The spam comments on this blog got ridiculous. Readers never saw it because I moderated all of them. However, I was receiving 60-80 comments per day, and it took too much to try and sift through for legit comments (I’m sorry if you’ve commented here and it never got posted. I tried).

I was pretty well fed up with it, so I tried plugin after plugin. One made it impossible for anyone without an account to post comments, one didn’t work at all, and I didn’t want to pay for an Akismet key (so I’m cheap, what of it?).

How then, does one take care of this problem? I looked at a number of alternatives. Some possibilities were an “Are you human?” checkbox or Q&A (answer a question like what is 2+4) or traditional image CAPTCHAs. But, I knew I wanted one thing for sure. I didn’t want to put the burden on real people. So, I decided to go with the “honeypot” or invisible CAPTCHAs.

The idea is that because spam bots love to fill in input fields, you can hide one with CSS and halt form submission if the field has a value. Initially, I tried doing this with some fairly simple JavaScript. Intercept the submit button click and return false if the field has a value. Easy, right? Nope. As it turns out, spam bots ignore JavaScript, and there was no change in the amount of spam.

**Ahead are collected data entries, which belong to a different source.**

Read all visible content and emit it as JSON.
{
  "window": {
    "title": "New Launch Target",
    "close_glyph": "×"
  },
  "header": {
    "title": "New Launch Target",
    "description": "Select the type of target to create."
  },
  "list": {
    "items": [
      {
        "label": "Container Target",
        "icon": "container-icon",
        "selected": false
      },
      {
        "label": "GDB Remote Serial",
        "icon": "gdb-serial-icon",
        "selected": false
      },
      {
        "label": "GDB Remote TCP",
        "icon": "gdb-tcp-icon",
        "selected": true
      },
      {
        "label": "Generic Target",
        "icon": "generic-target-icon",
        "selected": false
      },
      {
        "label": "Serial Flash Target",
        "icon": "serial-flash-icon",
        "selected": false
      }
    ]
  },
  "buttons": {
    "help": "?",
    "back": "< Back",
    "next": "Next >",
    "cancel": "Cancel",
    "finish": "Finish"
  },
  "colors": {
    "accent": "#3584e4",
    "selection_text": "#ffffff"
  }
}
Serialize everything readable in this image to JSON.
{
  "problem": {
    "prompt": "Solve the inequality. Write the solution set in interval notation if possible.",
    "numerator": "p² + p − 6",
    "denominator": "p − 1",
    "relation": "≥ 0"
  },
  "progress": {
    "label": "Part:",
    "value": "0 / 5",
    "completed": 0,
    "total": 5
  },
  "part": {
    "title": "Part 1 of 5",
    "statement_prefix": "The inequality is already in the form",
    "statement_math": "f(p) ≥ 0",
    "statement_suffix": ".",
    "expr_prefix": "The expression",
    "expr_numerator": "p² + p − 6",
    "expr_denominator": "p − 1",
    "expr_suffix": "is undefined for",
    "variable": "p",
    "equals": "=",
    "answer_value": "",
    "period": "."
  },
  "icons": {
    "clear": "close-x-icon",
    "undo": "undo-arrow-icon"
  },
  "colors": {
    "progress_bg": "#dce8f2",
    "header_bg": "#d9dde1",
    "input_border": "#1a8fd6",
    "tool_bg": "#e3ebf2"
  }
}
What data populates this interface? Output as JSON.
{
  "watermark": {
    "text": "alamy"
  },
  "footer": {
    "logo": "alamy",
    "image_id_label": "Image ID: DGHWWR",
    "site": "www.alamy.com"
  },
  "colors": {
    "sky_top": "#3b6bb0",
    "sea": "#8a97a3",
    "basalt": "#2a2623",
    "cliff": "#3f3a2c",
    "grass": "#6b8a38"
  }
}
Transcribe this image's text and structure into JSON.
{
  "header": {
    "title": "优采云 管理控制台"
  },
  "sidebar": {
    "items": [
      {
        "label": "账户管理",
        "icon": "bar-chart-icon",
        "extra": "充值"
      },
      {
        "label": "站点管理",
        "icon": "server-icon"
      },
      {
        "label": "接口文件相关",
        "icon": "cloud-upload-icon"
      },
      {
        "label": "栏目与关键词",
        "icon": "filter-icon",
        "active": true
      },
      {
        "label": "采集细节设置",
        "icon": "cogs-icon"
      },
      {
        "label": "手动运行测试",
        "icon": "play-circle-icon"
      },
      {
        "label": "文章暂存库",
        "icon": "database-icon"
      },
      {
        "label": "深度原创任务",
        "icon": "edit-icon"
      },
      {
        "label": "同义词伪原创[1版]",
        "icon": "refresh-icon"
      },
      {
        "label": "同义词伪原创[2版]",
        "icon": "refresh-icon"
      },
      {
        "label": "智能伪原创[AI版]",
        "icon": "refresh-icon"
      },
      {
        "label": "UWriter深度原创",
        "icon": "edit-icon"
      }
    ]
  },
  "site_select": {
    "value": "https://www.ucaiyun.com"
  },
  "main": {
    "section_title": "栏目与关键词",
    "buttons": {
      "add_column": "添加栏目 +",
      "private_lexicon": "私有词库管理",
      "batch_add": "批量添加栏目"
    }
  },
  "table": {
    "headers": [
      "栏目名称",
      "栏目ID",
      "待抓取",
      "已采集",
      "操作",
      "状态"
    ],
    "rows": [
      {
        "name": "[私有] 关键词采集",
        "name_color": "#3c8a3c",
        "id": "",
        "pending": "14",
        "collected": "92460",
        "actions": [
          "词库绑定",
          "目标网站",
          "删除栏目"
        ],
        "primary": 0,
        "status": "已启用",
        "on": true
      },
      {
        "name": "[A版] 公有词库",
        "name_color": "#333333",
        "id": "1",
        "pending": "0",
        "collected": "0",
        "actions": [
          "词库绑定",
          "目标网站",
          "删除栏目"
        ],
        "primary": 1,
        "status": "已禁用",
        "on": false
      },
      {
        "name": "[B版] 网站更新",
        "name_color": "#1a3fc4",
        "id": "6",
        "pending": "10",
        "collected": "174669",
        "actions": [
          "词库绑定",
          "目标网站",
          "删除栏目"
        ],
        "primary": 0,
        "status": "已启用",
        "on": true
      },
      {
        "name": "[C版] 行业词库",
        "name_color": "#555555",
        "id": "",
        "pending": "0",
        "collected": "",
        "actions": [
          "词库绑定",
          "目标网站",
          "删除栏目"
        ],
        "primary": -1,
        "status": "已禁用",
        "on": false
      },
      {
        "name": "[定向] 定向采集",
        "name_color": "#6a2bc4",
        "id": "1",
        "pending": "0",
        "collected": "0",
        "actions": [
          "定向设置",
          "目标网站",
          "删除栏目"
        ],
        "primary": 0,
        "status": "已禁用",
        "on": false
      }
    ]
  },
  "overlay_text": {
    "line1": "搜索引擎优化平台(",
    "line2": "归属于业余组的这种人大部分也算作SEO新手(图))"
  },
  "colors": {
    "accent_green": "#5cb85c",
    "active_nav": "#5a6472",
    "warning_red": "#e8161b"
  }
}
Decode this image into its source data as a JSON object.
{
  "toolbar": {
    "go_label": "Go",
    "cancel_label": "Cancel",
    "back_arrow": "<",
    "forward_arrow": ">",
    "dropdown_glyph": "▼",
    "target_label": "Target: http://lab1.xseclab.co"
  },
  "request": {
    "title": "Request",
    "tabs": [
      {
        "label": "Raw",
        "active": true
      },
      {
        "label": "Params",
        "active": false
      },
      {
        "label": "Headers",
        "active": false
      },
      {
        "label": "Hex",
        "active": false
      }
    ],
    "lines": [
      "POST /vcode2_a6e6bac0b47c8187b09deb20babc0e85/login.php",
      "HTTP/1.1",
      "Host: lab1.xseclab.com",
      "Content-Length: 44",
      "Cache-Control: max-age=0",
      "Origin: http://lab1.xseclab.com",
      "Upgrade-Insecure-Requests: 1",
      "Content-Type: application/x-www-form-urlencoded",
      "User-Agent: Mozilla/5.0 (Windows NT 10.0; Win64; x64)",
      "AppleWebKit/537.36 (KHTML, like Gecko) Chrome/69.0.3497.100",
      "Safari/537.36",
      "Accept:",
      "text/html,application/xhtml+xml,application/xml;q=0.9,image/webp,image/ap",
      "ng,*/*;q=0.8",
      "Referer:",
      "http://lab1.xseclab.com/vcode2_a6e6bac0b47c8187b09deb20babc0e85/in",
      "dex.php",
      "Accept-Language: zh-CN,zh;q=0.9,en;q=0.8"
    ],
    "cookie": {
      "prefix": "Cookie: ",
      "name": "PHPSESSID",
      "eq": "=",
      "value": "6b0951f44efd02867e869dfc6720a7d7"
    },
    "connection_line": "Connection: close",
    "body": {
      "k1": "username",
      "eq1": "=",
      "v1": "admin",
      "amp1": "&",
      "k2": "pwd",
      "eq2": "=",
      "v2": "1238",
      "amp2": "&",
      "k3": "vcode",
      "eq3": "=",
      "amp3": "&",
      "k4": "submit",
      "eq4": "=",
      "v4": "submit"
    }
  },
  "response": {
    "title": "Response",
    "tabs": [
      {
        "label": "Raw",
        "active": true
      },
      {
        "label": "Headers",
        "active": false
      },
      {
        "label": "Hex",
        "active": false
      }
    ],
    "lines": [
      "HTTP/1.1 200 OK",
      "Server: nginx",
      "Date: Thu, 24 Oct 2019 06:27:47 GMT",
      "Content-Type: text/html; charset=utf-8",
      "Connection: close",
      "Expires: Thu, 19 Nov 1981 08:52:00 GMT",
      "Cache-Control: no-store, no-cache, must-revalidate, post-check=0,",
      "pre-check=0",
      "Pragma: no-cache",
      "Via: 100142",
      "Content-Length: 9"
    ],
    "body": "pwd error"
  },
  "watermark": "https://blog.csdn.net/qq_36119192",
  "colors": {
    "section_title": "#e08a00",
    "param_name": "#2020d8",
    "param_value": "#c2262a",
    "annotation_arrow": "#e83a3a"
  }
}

It had to be on the backend. Because I don’t particularly care what a commenter’s website is, I chose that field as my honeypot, and used CSS to hide it from the user’s view. In WordPress, comment submission is handled by wp-comments-post.php in the root. I then added the following to that file at line 82:

if (strlen($comment_author_url) > 0){
	die("Fail sauce");

Why line 82? This is after the user information is gathered and stored in variables, but before any actual action is taken. Admittedly, it took a bit find the correct variable I had to use. I certainly could have just used $_POST[‘url’], but I feel like the variable should be used to keep the code consistent. What we’re doing here is taking the number of characters in the website field, and if that number is greater than zero, halting the code from continuing.


The number of spam comments for about the last two years has ranged between 60 and 80 per day. Since implementing this honeypot CAPTCHA 3 weeks ago, I’ve received one spam comment.

One Major Issue

As some might guess, the major issue with this method is that updates to WordPress will very likely undo it. I think that’s a small price to pay for the results.

UPDATE (18 Jan 2014)

As suggested in the comments, I’ve worked out a way to add this CAPTCHA scheme to a theme’s functions.php file. Just add this to the file:

add_filter('pre_comment_approved', 'check_honeypot');
function check_honeypot() {
    if (strlen($comment_author_url) > 0) {
        die("Fail Sauce");

This will keep WordPress updates from breaking it.